Signal transducer and activation of transcription 6 (STAT6) regulates T helper type 1 (Th1) and Th17 nephritogenic immunity in experimental crescentic glomerulonephritis

Summary Experimental crescentic glomerulonephritis is driven by systemic cellular immune responses. A pathogenic role for T helper type 1 (Th1) and Th17 cells is well established. T‐bet, a key transcription factor required for Th1 lineage commitment, and retinoic acid‐related orphan receptor‐γt (Rorγt), a key Th17 transcription factor, are required for full expression of disease. Similarly, several Th1‐ and Th17‐associated cytokines have been implicated in disease augmentation.
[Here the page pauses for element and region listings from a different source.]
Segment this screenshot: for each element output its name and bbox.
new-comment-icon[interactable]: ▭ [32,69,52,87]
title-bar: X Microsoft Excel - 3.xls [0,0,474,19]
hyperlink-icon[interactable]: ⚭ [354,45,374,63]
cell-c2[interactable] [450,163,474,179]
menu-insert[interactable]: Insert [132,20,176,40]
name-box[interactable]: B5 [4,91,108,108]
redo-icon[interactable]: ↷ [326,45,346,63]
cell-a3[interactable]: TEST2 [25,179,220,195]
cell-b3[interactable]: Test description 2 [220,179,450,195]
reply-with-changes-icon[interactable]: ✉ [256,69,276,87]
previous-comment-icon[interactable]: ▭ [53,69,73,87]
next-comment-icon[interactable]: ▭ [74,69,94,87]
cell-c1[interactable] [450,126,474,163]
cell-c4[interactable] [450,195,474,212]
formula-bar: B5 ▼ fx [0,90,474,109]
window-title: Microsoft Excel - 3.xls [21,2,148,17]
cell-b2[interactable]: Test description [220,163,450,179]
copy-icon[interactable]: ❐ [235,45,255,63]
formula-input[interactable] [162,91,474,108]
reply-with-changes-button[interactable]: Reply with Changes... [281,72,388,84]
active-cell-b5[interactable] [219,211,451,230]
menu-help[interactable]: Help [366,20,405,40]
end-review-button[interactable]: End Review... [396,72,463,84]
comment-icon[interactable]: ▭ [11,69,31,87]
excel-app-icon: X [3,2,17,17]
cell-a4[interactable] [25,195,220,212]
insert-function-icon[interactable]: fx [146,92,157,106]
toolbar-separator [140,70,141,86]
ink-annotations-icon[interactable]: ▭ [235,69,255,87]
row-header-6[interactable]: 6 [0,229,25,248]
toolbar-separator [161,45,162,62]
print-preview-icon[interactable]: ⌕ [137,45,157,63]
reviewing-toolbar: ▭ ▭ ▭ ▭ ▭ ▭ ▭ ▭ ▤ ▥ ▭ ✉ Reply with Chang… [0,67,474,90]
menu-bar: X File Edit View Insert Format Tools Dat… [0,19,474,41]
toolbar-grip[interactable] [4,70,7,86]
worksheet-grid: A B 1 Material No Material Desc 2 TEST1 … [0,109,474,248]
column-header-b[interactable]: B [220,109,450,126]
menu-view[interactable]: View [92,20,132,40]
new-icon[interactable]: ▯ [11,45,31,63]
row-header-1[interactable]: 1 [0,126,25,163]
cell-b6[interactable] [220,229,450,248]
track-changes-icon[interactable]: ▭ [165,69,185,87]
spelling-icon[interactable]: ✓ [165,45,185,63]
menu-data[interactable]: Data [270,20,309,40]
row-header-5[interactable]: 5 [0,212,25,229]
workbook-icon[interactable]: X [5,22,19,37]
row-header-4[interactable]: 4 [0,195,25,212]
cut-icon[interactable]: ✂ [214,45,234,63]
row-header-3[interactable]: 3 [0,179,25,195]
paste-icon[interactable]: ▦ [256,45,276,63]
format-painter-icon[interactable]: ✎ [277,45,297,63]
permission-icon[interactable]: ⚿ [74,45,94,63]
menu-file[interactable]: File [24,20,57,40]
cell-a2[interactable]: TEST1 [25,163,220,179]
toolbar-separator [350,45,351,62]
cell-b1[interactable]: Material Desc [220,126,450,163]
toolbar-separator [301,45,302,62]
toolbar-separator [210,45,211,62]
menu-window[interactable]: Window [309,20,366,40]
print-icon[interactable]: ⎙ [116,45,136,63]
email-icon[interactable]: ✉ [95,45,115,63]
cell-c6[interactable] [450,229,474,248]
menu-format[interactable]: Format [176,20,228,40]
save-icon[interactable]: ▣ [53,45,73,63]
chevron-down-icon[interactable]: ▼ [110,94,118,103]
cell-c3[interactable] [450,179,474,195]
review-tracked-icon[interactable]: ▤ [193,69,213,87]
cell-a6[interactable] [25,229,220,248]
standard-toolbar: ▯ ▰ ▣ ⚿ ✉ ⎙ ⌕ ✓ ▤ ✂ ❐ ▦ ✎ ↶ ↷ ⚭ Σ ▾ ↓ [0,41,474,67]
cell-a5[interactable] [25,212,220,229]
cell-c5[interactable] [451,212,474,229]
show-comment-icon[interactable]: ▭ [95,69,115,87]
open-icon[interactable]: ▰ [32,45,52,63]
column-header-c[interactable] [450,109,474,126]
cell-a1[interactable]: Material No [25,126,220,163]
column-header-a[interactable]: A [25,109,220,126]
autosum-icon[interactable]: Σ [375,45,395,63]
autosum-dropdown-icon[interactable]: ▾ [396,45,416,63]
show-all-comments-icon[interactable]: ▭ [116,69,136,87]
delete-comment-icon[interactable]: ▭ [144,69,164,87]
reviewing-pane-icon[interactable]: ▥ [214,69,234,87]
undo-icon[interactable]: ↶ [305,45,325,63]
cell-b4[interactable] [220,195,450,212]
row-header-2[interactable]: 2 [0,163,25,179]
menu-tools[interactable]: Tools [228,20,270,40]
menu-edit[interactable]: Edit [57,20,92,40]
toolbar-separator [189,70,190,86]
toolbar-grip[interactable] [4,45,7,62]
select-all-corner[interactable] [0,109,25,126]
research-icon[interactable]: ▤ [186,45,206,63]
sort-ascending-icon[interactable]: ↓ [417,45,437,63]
The role of Th2 cells in the disease is less clear, although Th2‐associated cytokines, interleukin (IL)‐4 and IL‐10, are protective. We sought to determine the role of signal transducer and activation of transcription 6 (STAT6), a key regulator of Th2 responses, in experimental crescentic glomerulonephritis. Compared to wild‐type mice, histological and functional renal injury was enhanced significantly in STAT6 –/– mice 21 days after administration of sheep anti‐mouse glomerular basement membrane globulin. Consistent with the enhanced renal injury, both Th1 and Th17 nephritogenic immune responses were increased in STAT6 –/– mice. Conversely, production of IL‐5, a key Th2‐associated cytokine, was decreased significantly in STAT6 –/– mice. Early in the disease process systemic mRNA expression of T‐bet and Rorγ was increased in STAT6 –/– mice. We conclude that STAT6 is required for attenuation of Th1 and Th17 nephritogenic immune responses and protection from crescentic glomerulonephritis.